Mastangelo Jr. says Torontonians of all ethnic backgrounds come to Café Diplomatico to watch World Cup games and this year will be no different. But for the first time in almost 40 years, there will be a team they can all support together.
Dina Marques and her son Gustavo Marques, 5, right, cheer after Portugal scores against Spain during the FIFA World Cup at an outdoor viewing party at Cafe Diplomatico in Toronto on Friday, June 15, 2018. THE (CANADIAN PRESS/Tijana Martin)

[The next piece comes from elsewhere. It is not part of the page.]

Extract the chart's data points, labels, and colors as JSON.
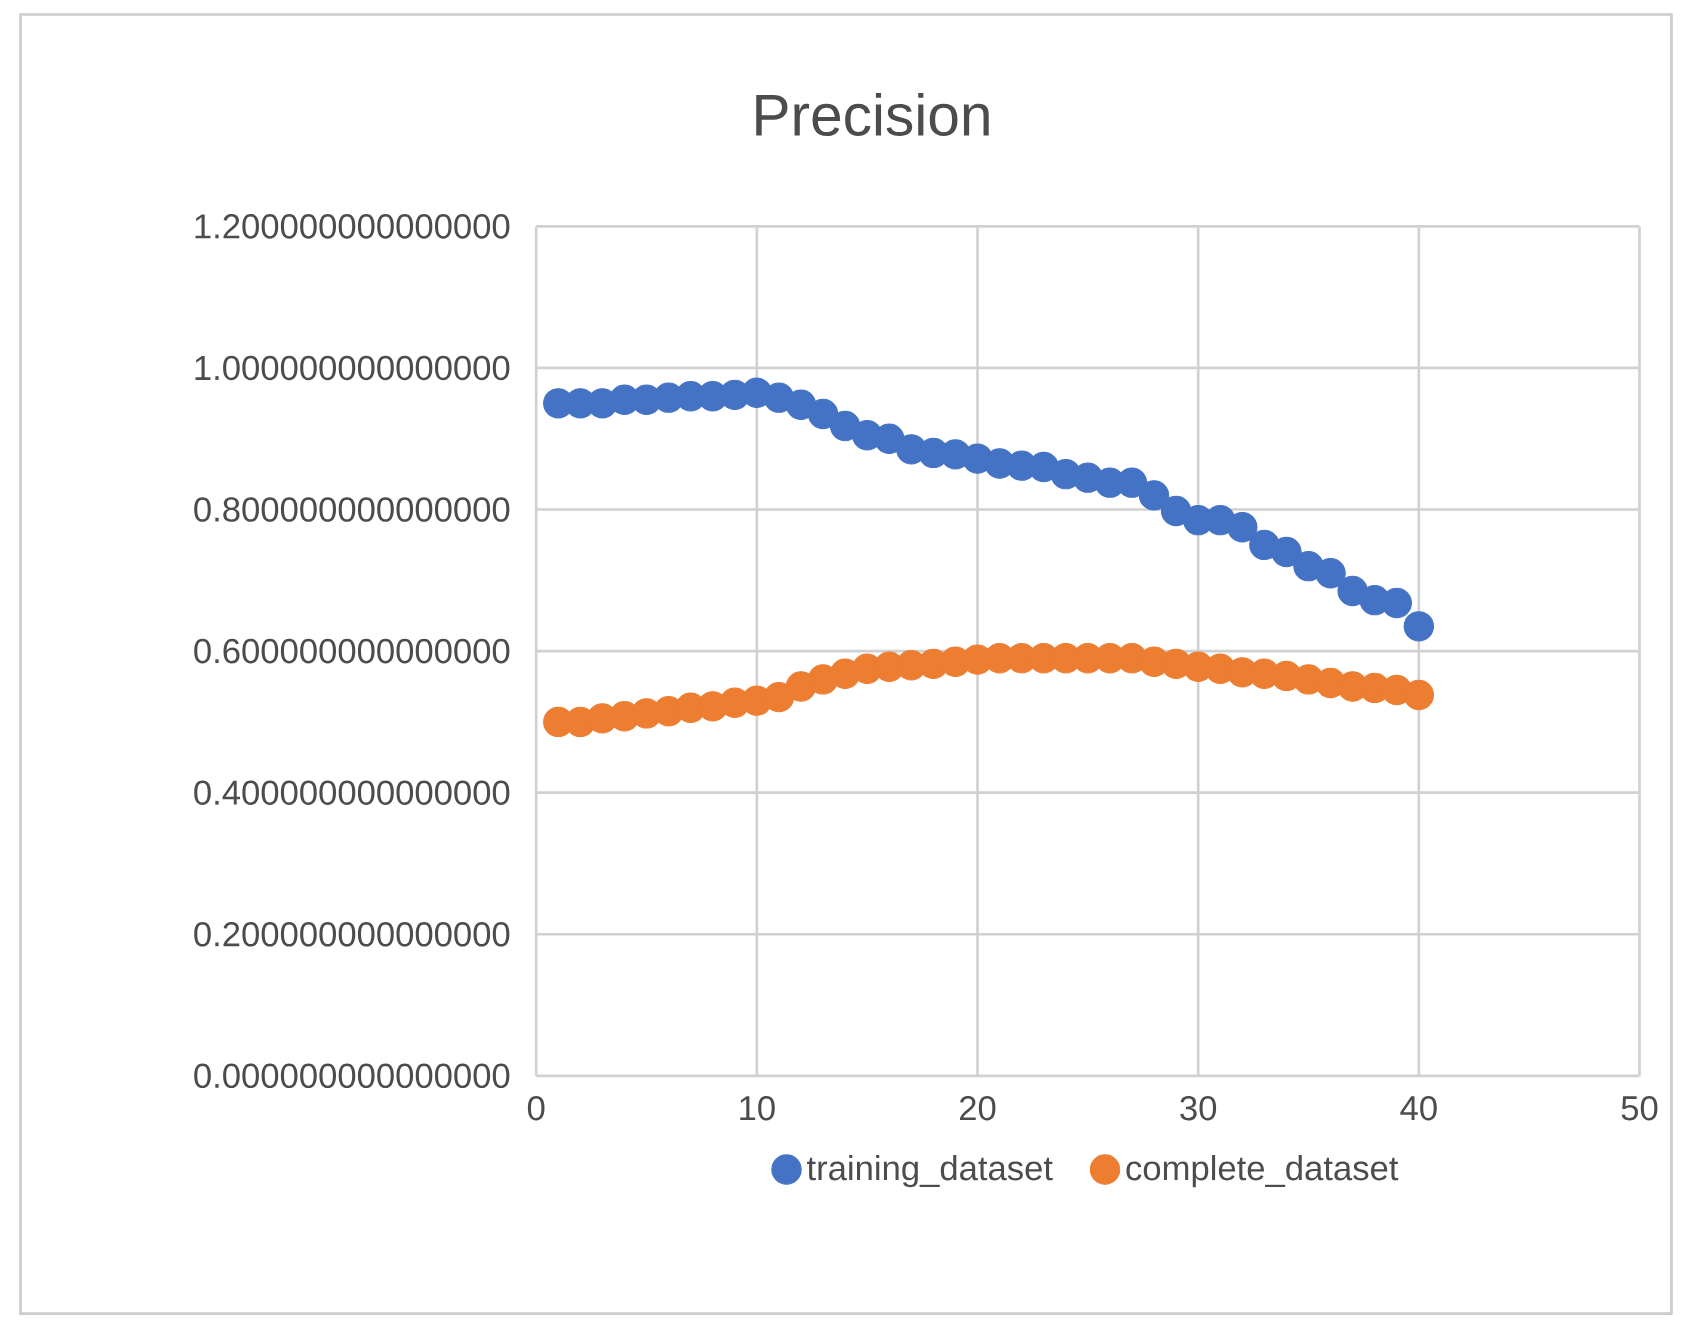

“I think there’s going to be a lot of support for Canada and I do think that, let’s say for example, if Portugal or England gets knocked out early and Canada is still in the tournament, they’ll definitely cheer on Canada,” he said.
Pundits are divided on whether Canada will do well in the tournament this year and if they’ll get out of the group stage and into the knockout round.
They’re the worst-ranked team in their group, but many believe they have enough goal-scoring prowess to surprise opposing teams.
“I think that any 90 minute game can go either way. One mistake and it’s game-over. So I think 100 per cent, we will get out of the group and in the next round,” Antonucci said.
“In any given game, we can knock off any team that’s in this tournament. We’ve got the firepower up top. I think the backline we just need to secure a little stronger but I’m quietly excited about this team,”
While Italy has missed out on two straight World Cups, Canada is guaranteed a spot in the next tournament in 2026 as a co-hosting nation.
Assuming Italy can break the drought and is back in the World Cup in four years, the loyalty of Canadian Azzurri fans could face its first real test; if Canada and Italy were to face each other.
“My heart 100 per cent is with the Canadians as it is with the Italians but if they had to play each other – woah,” Antonucci said, laughing. “That would be a tough one, but I love both of those nations and both of those soccer communities for sure.”
Canada’s first game in the 2022 World Cup is set for 2 p.m. Wednesday against world number 2 ranked Belgium.